A côté de Duval de Soicourt, siégeaient dans cette « Chambre criminelle de la Sénéchaussée de Ponthieu » deux juges nommés Lefebvre de Villers et de Broutelles. Le premier était un bonhomme, faible et borné, qui se montra plus tard désespéré du mal qu’il avait fait. Quant à de Broutelles, il mérite un portrait à part. C’était un marchand de porcs, perdu de réputation dans Abbe ville. « Sa conduite personnelle, ne craignait pas de dire Linguet, répugnait aux fonctions de jurisconsulte et plus encore à celles de juge. Il est notoire que son unique occupation est le commerce, et on ne serait pas embarrassé à trouver des sentences des consuls qui lui enjoignent de produire ses livres. L’Election d’Abbeville, dont il a acheté la présidence, a refusé de l’admettre, et elle a actuellement un procès contre lui à la Cour des Aydes, pour se dispenser de l’avoir pour chef. »

Tels étaient les trois juges, investis d’un pouvoir sans limites, qui tenaient dans leurs mains le sort des accusés.

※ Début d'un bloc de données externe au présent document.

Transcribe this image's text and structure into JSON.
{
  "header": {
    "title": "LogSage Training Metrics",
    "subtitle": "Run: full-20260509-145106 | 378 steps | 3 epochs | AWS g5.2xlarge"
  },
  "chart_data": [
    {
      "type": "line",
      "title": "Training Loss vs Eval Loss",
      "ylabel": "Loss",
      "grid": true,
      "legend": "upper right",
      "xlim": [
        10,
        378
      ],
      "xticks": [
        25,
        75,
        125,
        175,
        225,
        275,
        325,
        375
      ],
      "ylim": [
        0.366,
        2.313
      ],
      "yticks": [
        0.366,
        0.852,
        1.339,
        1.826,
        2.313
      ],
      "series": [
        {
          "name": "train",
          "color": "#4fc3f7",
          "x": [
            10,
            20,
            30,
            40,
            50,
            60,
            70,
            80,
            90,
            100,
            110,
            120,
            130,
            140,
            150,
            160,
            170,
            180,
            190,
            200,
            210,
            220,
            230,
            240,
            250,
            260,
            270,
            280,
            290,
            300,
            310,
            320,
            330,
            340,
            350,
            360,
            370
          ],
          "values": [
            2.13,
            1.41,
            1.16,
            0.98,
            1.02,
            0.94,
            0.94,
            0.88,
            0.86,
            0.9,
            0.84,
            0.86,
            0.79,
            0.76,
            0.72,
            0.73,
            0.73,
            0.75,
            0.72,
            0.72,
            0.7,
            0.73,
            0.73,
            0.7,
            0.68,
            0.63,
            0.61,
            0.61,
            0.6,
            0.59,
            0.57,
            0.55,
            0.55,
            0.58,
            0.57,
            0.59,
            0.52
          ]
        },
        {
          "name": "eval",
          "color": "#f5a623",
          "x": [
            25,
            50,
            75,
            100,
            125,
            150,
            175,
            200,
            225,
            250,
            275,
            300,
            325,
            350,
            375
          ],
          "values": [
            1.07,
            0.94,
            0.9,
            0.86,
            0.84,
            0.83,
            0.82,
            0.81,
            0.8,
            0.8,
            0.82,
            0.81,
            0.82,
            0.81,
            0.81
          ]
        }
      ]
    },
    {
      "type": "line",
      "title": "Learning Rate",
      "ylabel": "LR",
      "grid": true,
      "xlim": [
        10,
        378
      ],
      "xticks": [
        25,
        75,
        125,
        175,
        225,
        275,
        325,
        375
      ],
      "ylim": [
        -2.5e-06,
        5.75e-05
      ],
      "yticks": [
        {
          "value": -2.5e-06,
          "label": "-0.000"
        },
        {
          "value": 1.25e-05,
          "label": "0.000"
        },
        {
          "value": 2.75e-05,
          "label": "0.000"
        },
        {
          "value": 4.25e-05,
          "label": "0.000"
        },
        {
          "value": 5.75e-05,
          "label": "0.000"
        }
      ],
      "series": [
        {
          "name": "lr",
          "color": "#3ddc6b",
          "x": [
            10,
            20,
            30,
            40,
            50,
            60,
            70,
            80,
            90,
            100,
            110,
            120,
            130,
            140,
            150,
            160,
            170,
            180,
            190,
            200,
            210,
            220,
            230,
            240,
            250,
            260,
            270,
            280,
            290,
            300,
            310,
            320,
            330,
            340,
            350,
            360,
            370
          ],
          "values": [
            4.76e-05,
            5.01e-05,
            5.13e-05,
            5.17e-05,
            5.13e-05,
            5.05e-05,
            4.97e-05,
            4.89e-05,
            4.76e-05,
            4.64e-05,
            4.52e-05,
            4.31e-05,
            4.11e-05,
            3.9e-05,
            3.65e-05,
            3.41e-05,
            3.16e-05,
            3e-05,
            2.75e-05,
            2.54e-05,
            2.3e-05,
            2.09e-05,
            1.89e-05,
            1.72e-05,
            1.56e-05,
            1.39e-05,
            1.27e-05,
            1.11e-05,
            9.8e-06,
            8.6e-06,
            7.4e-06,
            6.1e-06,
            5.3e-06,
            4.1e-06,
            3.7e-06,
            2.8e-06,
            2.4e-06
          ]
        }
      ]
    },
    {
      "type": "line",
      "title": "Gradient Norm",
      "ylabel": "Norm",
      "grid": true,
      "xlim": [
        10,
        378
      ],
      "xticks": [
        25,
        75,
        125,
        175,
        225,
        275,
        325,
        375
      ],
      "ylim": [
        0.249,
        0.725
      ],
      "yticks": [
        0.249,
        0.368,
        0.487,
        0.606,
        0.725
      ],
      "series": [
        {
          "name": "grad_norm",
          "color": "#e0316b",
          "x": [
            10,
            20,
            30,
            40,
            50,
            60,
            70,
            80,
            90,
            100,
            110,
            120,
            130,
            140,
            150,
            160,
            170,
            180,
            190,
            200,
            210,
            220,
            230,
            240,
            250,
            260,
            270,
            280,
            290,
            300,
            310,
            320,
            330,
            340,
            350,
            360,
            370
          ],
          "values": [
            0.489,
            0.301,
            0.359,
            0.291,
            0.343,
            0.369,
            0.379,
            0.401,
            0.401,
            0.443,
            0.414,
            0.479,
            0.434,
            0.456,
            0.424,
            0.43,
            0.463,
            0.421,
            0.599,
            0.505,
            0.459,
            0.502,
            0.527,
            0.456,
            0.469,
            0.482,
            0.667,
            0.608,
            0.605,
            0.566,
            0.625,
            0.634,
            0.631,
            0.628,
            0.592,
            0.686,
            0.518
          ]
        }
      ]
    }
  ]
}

Ces grands coupables, nous l’avons vu, étaient des fils de famille, tous mineurs ; le plus jeune d’entre eux avait seize ans. D’Estalonde, dès la première plainte, quitta la place, et, comme on sait, alla chez Voltaire, puis en Prusse, auprès de Frédéric. De Maillefeu, fils du conseiller Douville, était presque un enfant, bien qu’il eût déjà fait service de gendarme et, dit-on, tué son colonel

  1. Mlle Feydeau de Brou, abbesse de Willancourt, tante du chevalier de La Barre.